Wednesday, November 19, 2014
Stopping the ethnic cleansing of Artists with a not-so-new paradigm.
About fifteen years ago, Bradenton made a daring move in re-designating a residential area consisting of 1930's bungalows in an area formerly occupied by a large hospital. The artists and other entrepeneurial visionaries fought for a rezoning of the 36 acres of the Village into a customized multiple-use designation allowing galleries, restaurants and cafes in lived-in homes.
The owners must live in the houses. They have gallery walks every First Friday and Saturday, are closed during the off-season (summer).
I look at this as having great potential in Saint Petersburg, where greedy landlords and developers are consistently pushing out artists towards the West (Gulfport) and South St. Pete, which is poised to begin a renaissance, starting with the Deuces area, 22nd and 9th S. Combination homes/businesses could work to delay the displacement of artists, as well as creating an arts district owned by artists, not landlords.
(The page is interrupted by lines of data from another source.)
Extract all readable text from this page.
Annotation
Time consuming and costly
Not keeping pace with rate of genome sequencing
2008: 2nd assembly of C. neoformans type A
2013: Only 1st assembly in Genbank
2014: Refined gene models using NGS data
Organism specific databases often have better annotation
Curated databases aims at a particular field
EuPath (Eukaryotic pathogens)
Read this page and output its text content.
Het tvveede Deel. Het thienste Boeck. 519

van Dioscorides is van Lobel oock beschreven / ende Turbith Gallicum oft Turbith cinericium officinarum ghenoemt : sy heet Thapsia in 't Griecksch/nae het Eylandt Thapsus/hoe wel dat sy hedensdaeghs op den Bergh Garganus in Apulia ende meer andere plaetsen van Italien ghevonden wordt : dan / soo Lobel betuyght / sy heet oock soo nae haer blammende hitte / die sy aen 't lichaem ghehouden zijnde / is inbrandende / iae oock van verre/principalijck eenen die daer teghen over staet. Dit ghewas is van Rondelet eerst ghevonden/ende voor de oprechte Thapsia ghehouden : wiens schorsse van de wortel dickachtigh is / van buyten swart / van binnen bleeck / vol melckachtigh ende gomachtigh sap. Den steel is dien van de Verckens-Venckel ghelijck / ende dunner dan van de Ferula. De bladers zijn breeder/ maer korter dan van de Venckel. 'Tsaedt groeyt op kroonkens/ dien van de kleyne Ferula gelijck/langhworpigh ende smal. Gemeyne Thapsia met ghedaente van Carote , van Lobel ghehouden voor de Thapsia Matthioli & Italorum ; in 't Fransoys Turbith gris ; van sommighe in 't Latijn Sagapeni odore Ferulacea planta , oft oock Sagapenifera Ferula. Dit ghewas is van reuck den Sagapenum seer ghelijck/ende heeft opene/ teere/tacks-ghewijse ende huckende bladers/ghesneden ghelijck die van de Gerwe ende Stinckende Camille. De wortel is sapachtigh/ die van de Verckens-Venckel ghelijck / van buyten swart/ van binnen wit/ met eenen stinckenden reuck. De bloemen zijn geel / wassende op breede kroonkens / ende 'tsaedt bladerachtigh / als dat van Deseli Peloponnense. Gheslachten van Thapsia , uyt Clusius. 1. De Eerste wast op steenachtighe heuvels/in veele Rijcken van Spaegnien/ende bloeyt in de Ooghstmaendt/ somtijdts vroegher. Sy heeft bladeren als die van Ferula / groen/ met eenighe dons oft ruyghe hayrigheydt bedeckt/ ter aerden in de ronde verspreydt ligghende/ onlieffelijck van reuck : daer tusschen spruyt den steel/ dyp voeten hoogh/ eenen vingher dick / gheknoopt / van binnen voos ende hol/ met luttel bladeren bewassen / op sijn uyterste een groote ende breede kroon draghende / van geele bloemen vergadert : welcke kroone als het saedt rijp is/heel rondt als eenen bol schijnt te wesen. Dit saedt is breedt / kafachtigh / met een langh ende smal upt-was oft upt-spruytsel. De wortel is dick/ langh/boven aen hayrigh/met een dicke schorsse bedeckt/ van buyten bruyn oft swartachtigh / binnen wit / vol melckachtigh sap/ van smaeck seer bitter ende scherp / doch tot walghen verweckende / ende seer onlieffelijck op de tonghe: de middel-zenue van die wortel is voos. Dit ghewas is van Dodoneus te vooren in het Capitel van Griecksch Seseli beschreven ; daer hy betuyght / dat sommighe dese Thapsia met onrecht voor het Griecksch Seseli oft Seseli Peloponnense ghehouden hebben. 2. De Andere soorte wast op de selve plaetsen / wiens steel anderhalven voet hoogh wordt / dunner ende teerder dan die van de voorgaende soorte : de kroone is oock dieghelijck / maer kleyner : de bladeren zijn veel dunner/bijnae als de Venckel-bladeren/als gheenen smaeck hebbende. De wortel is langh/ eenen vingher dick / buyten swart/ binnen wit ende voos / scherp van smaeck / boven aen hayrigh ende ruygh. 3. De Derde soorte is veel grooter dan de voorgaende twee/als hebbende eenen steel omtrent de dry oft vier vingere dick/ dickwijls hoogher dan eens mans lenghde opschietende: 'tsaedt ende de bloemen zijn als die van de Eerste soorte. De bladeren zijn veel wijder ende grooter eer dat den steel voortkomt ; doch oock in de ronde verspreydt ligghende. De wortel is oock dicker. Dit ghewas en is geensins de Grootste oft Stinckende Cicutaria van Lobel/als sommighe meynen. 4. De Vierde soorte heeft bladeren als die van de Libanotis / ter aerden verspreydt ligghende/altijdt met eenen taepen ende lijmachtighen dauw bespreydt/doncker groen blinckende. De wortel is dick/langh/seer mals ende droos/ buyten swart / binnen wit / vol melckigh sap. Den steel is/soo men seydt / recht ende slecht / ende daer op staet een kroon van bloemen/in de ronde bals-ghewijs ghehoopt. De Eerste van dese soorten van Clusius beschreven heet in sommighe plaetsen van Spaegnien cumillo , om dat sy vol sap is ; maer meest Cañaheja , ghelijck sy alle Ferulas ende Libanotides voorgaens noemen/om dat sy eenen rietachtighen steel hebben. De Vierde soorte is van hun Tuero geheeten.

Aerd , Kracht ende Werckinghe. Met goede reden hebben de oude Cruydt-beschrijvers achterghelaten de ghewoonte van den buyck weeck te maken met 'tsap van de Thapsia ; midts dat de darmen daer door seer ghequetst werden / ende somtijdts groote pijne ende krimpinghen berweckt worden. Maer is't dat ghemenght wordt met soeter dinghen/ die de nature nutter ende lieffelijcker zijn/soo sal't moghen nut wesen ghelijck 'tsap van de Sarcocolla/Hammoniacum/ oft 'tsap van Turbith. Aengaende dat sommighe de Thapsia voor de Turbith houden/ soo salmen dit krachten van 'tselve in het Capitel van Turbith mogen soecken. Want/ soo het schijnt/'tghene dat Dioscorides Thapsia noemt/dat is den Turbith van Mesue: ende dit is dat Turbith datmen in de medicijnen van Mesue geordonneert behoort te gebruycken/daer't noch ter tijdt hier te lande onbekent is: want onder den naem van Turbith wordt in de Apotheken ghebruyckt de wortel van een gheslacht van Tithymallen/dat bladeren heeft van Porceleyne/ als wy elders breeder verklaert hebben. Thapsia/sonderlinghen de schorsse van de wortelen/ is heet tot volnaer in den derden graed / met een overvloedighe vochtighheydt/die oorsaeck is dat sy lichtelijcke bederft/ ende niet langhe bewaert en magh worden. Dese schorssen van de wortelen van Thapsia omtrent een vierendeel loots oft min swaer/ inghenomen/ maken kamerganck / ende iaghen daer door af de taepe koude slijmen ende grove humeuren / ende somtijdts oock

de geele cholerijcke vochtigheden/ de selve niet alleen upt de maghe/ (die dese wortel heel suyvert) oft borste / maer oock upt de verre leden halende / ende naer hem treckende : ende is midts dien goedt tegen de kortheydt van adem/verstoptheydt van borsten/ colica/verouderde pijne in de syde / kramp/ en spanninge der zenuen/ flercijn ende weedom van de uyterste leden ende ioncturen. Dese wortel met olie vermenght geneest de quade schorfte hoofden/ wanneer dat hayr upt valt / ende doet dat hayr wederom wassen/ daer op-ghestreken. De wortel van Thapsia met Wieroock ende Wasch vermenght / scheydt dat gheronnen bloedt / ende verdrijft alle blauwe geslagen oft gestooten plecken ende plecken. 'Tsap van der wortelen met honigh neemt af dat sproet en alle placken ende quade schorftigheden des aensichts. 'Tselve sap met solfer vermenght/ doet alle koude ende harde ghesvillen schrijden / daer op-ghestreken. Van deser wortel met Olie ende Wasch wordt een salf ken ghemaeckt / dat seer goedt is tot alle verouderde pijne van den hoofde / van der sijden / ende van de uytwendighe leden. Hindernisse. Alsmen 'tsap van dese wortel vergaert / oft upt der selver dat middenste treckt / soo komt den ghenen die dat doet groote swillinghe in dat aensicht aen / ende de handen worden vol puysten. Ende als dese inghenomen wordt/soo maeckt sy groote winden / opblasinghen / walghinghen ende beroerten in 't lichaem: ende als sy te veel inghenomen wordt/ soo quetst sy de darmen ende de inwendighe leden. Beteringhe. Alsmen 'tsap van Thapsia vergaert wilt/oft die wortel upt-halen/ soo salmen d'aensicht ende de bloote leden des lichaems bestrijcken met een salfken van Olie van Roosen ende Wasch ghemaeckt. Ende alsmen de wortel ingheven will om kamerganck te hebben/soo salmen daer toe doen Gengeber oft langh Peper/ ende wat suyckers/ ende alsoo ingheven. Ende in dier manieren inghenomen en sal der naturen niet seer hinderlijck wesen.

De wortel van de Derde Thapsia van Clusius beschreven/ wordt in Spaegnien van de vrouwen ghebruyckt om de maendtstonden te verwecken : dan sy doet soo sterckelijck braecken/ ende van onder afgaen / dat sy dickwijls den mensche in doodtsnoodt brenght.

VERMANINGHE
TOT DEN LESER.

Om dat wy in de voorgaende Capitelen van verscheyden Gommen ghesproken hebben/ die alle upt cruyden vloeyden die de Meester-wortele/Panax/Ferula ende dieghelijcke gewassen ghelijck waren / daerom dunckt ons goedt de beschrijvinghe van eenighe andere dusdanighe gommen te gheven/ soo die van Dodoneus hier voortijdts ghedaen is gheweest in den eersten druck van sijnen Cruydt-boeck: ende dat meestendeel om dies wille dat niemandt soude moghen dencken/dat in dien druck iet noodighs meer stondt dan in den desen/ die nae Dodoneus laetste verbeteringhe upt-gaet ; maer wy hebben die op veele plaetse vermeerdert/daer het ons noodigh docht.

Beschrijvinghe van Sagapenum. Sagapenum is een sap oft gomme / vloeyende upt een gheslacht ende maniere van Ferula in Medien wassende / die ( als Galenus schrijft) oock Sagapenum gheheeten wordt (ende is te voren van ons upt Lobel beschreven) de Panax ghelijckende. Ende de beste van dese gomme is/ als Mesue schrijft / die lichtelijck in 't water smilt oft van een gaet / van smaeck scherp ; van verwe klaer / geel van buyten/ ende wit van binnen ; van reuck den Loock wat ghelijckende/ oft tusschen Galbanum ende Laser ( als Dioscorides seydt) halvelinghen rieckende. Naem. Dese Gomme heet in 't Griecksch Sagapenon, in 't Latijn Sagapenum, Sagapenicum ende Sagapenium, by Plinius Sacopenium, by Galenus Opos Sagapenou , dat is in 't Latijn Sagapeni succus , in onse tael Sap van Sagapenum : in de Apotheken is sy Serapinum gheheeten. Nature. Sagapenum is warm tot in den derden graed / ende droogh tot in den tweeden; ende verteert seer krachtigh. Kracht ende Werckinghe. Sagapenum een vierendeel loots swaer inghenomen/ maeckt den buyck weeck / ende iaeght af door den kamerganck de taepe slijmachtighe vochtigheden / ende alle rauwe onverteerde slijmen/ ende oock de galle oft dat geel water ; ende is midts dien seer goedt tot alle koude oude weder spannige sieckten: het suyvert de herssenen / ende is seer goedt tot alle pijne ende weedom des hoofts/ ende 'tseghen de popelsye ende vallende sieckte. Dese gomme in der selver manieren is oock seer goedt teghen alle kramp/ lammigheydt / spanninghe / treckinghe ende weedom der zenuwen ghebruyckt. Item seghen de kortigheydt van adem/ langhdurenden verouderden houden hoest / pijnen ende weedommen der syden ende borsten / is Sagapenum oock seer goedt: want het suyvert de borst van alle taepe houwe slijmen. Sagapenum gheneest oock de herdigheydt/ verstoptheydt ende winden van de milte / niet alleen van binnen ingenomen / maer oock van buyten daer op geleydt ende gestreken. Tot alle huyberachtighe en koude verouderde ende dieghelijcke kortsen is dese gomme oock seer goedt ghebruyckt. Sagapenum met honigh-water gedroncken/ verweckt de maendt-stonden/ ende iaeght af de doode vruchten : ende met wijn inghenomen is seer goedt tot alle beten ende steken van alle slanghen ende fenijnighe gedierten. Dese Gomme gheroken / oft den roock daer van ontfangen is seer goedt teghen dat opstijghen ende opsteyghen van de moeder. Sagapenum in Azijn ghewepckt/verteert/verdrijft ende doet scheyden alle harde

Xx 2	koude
It is a relatively low-buck idea that requires little (from a city that gives little) money, and would work as a decentralized artists' enclave of sorts, not in competition with existing districts, but in addition to them. It could work as a revitalizing influence on the South Side as well.
I am not advocating replicating what they did, but learning from them what works and recontextualizing this idea into the twenty-teens.